Za Rancière'em praktyki polityczne migrantów można postrzegać jako próby wytworzenia nowej sytuacji, która pozwala tym, którzy nie mają miejsca, wejść i zmienić warunki postrzegalności, konceptualizowania i doświadczania społecznej egzystencji. Jak inaczej możemy zrozumieć ciche i przyziemne przemiany, które zachodzą, gdy migranci, którzy potajemnie przeciwstawiają się granicom blokującym ich przyszłość, ujawniają granice liberalnego obywatelstwa, nigdy nie mają tego na celu? Polityka ta przekształca samą polityczność, nie odnosząc się do niej w swoich własnych założeniach. Polityka migrantów wypracowuje własne kodeksy, własne praktyki, własną logikę, które są prawie niezauważalne z perspektywy utrwalonej praktyki politycznej: po pierwsze dlatego, że nie jesteśmy nauczeni postrzegać jej jako ‘właściwej’ polityki, a po drugie, ponieważ tworzą oni eksces, którego nie da się rozładować w istniejącym systemie reprezentacji politycznej. Ale ta polityka jest wystarczająco silna, aby zmienić warunki pewnej sytuacji i warunki uczestnictwa istniejących aktorów. Są to polityki zmiany ontologicznej, polityki, które omijają istniejącą ukonstytuowaną politykę, aby de facto przekształcić materialność egzystencji. Ujmijmy to inaczej: o ile migracja podważa samoistną sekurytyzację suwerenności samym swoim istnieniem, to podważa także konserwatywne, liberalne, lewicowe lub radykalnie lewicowe projekty polityczne i zapowiada – wraz z wieloma innymi ruchami społecznymi, rzecz jasna – inną formę polityki. Dla niektórych brzmi to być może rozczarowująco, ale jest wiele powodów do świętowania.
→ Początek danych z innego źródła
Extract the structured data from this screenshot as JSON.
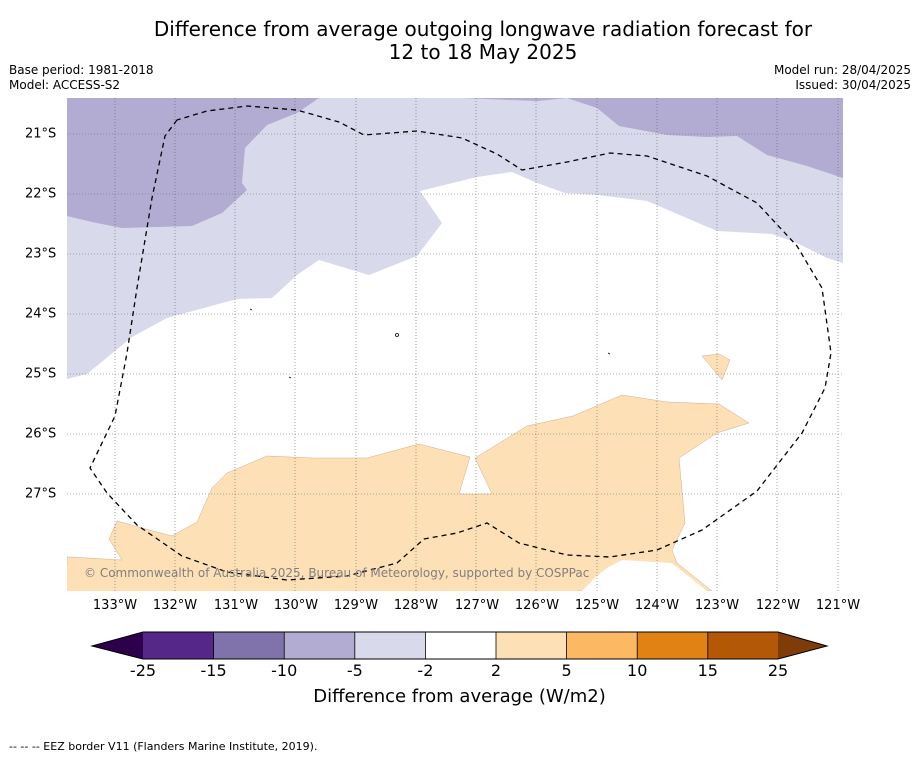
{
  "title_line1": "Difference from average outgoing longwave radiation forecast for",
  "title_line2": "12 to 18 May 2025",
  "base_period": "Base period: 1981-2018",
  "model": "Model: ACCESS-S2",
  "model_run": "Model run: 28/04/2025",
  "issued": "Issued: 30/04/2025",
  "copyright": "© Commonwealth of Australia 2025, Bureau of Meteorology, supported by COSPPac",
  "lon_labels": [
    "133°W",
    "132°W",
    "131°W",
    "130°W",
    "129°W",
    "128°W",
    "127°W",
    "126°W",
    "125°W",
    "124°W",
    "123°W",
    "122°W",
    "121°W"
  ],
  "lat_labels": [
    "21°S",
    "22°S",
    "23°S",
    "24°S",
    "25°S",
    "26°S",
    "27°S"
  ],
  "colorbar": {
    "ticks": [
      "-25",
      "-15",
      "-10",
      "-5",
      "-2",
      "2",
      "5",
      "10",
      "15",
      "25"
    ],
    "colors": {
      "below_-25": "#2d004b",
      "-25_-15": "#542788",
      "-15_-10": "#8073ac",
      "-10_-5": "#b2abd2",
      "-5_-2": "#d8daeb",
      "-2_2": "#ffffff",
      "2_5": "#fee0b6",
      "5_10": "#fdb863",
      "10_15": "#e08214",
      "15_25": "#b35806",
      "above_25": "#7f3b08"
    },
    "label": "Difference from average (W/m2)"
  },
  "footnote": "--  --  -- EEZ border V11 (Flanders Marine Institute, 2019)."
}
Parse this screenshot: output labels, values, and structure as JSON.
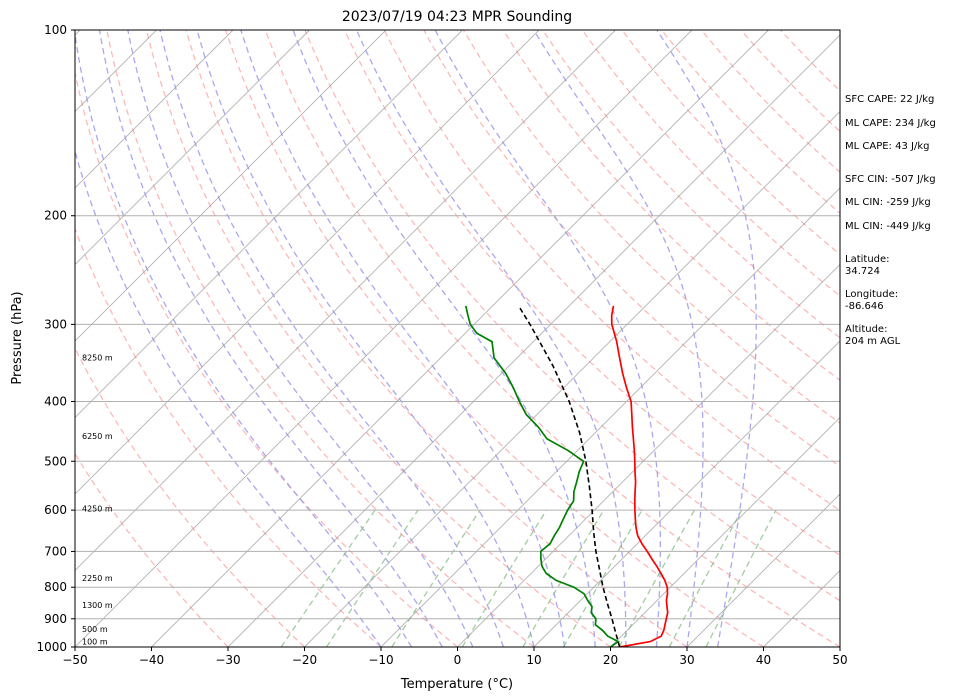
{
  "chart_data": {
    "type": "line",
    "title": "2023/07/19 04:23 MPR Sounding",
    "xlabel": "Temperature (°C)",
    "ylabel": "Pressure (hPa)",
    "xlim": [
      -50,
      50
    ],
    "ylim": [
      1000,
      100
    ],
    "y_scale": "log",
    "x_ticks": [
      "−50",
      "−40",
      "−30",
      "−20",
      "−10",
      "0",
      "10",
      "20",
      "30",
      "40",
      "50"
    ],
    "x_tick_values": [
      -50,
      -40,
      -30,
      -20,
      -10,
      0,
      10,
      20,
      30,
      40,
      50
    ],
    "y_ticks": [
      "100",
      "200",
      "300",
      "400",
      "500",
      "600",
      "700",
      "800",
      "900",
      "1000"
    ],
    "y_tick_values": [
      100,
      200,
      300,
      400,
      500,
      600,
      700,
      800,
      900,
      1000
    ],
    "grid": true,
    "series": [
      {
        "color": "#ff0000",
        "p": [
          1000,
          980,
          960,
          940,
          920,
          900,
          880,
          860,
          840,
          820,
          800,
          780,
          760,
          740,
          720,
          700,
          680,
          660,
          640,
          620,
          600,
          580,
          560,
          540,
          520,
          500,
          480,
          460,
          440,
          420,
          400,
          380,
          360,
          340,
          320,
          300,
          290,
          280
        ],
        "values": [
          21.2,
          24.5,
          25.2,
          24.8,
          24.2,
          23.6,
          23.0,
          22.1,
          21.2,
          20.5,
          19.6,
          18.4,
          17.0,
          15.5,
          13.9,
          12.3,
          10.6,
          9.0,
          7.7,
          6.5,
          5.3,
          4.1,
          2.9,
          1.7,
          0.3,
          -1.1,
          -2.6,
          -4.2,
          -5.9,
          -7.6,
          -9.4,
          -11.8,
          -14.2,
          -16.6,
          -19.1,
          -22.0,
          -23.2,
          -24.2
        ]
      },
      {
        "color": "#008000",
        "p": [
          1000,
          980,
          960,
          940,
          920,
          900,
          880,
          860,
          840,
          820,
          800,
          780,
          760,
          740,
          720,
          700,
          680,
          660,
          640,
          620,
          600,
          580,
          560,
          540,
          520,
          500,
          480,
          460,
          440,
          420,
          400,
          380,
          360,
          340,
          320,
          310,
          300,
          290,
          280
        ],
        "values": [
          20.0,
          20.3,
          18.2,
          16.8,
          15.1,
          14.4,
          13.0,
          12.3,
          10.9,
          9.6,
          7.4,
          4.2,
          2.0,
          0.5,
          -0.6,
          -1.6,
          -1.4,
          -1.9,
          -2.3,
          -2.9,
          -3.5,
          -3.9,
          -5.1,
          -6.0,
          -7.0,
          -7.8,
          -11.3,
          -15.5,
          -18.2,
          -21.4,
          -24.0,
          -26.6,
          -29.5,
          -33.0,
          -35.4,
          -38.5,
          -40.5,
          -42.0,
          -43.5
        ]
      },
      {
        "color": "#000000",
        "dashed": true,
        "p": [
          1000,
          950,
          900,
          850,
          800,
          750,
          700,
          650,
          600,
          550,
          500,
          450,
          400,
          350,
          300,
          280
        ],
        "values": [
          21.2,
          18.9,
          16.5,
          13.9,
          11.2,
          8.5,
          5.6,
          2.7,
          -0.3,
          -3.7,
          -7.5,
          -12.0,
          -17.5,
          -24.3,
          -32.7,
          -36.6
        ]
      }
    ],
    "height_labels": [
      "100 m",
      "500 m",
      "1300 m",
      "2250 m",
      "4250 m",
      "6250 m",
      "8250 m"
    ],
    "height_label_pressures": [
      990,
      945,
      865,
      782,
      603,
      460,
      343
    ],
    "annotations": {
      "sfc_cape": "SFC CAPE: 22 J/kg",
      "ml_cape_1": "ML CAPE: 234 J/kg",
      "ml_cape_2": "ML CAPE: 43 J/kg",
      "sfc_cin": "SFC CIN: -507 J/kg",
      "ml_cin_1": "ML CIN: -259 J/kg",
      "ml_cin_2": "ML CIN: -449 J/kg",
      "latitude_label": "Latitude:",
      "latitude_value": "34.724",
      "longitude_label": "Longitude:",
      "longitude_value": "-86.646",
      "altitude_label": "Altitude:",
      "altitude_value": "204 m AGL"
    },
    "background_colors": {
      "isotherm": "#b0b0b0",
      "dry_adiabat": "#ff9999",
      "moist_adiabat": "#9999ee",
      "mixing_ratio": "#88c088",
      "grid": "#b0b0b0"
    }
  }
}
Jeśli ‘migranci jako podmioty działania’ nie prowadzą polityki, której od nich oczekujemy, to ‘migranci jako ofiary’ nie zachowują się tak, jak spodziewamy się tego po ofiarach. Wirtualne przestrzenie, takie jak czaty, Facebook, e-maile i szyfrowana komunikacja, a także przestrzenie obozów i dzielnic migranckich pomagają zachować mobilność, zbierać informacje o trasach i możliwościach przetrwania oraz uczyć się taktyk egzystencji. Ta wiedza i afektywny rezerwuar zapewniają istotne zasoby i energię migrantom w drodze lub po przybyciu do nowego miejsca. Nazywam to mobilnymi dobrami wspólnymi, są to: współdzielone afektywne, informacyjne, technologiczne, finansowe, kulturowe, materialne przestrzenie, które nie istnieją jako dane, ale muszą być stale aktualizowane i poszerzane; do ich powstania przyczyniają się niezliczone nieskoordynowane, ale ontologicznie transformujące działania ludzi mobilnych.

Ludzie w drodze tworzą świat przestrzeni odpoczynku i regeneracji, wiedzy, informacji, trików pozwalających na przetrwanie, wzajemnej opieki, więzi społecznych, wymiany usług, solidarności i towarzyskości, którymi można się swobodnie dzielić i z których można korzystać. Ten świat jest zarówno analogowy, jak i cyfrowy, technonaukowy i low-tech, rzeczywisty i wirtualny, infrastrukturalny i kulturowy – to wszystkie mieszanki wiedzy, technologii, materialności i afektu, które podtrzymują mobilne dobra wspólne. Wkład ten nie jest związany ani z dobrymi intencjami uczestników, ani z przypuszczalnym ‘odruchem’ solidarności między migrantami. Mobilność jest z definicji procesem, który opiera się na wielu innych ludziach i rzeczach. Tą ekstremalną współzależnością można zarządzać tylko poprzez wzajemność, a wzajemność między migrantami nie oznacza wymiany; oznacza raczej pomnożenie dostępu do mobilności dla innych transmigrantów. Pomnażanie dostępu to ekonomia daru migracji. To świat mobilnych dóbr wspólnych. To jest drugi świat, Świat 2, poza światem, którego większość z nas doświadcza jako podmioty praw, jako obywatele, jako działacze polityczni. Świat 2 – świat transmigrantów, niezależnie od tego, czy są w drodze, w nowym kraju, czy w nowym sąsiedztwie, czy są osiedleni, czy ukryci, czy mają status uchodźcy, czy są udokumentowanymi pracownikami – jest zawsze światem w trakcie tworzenia.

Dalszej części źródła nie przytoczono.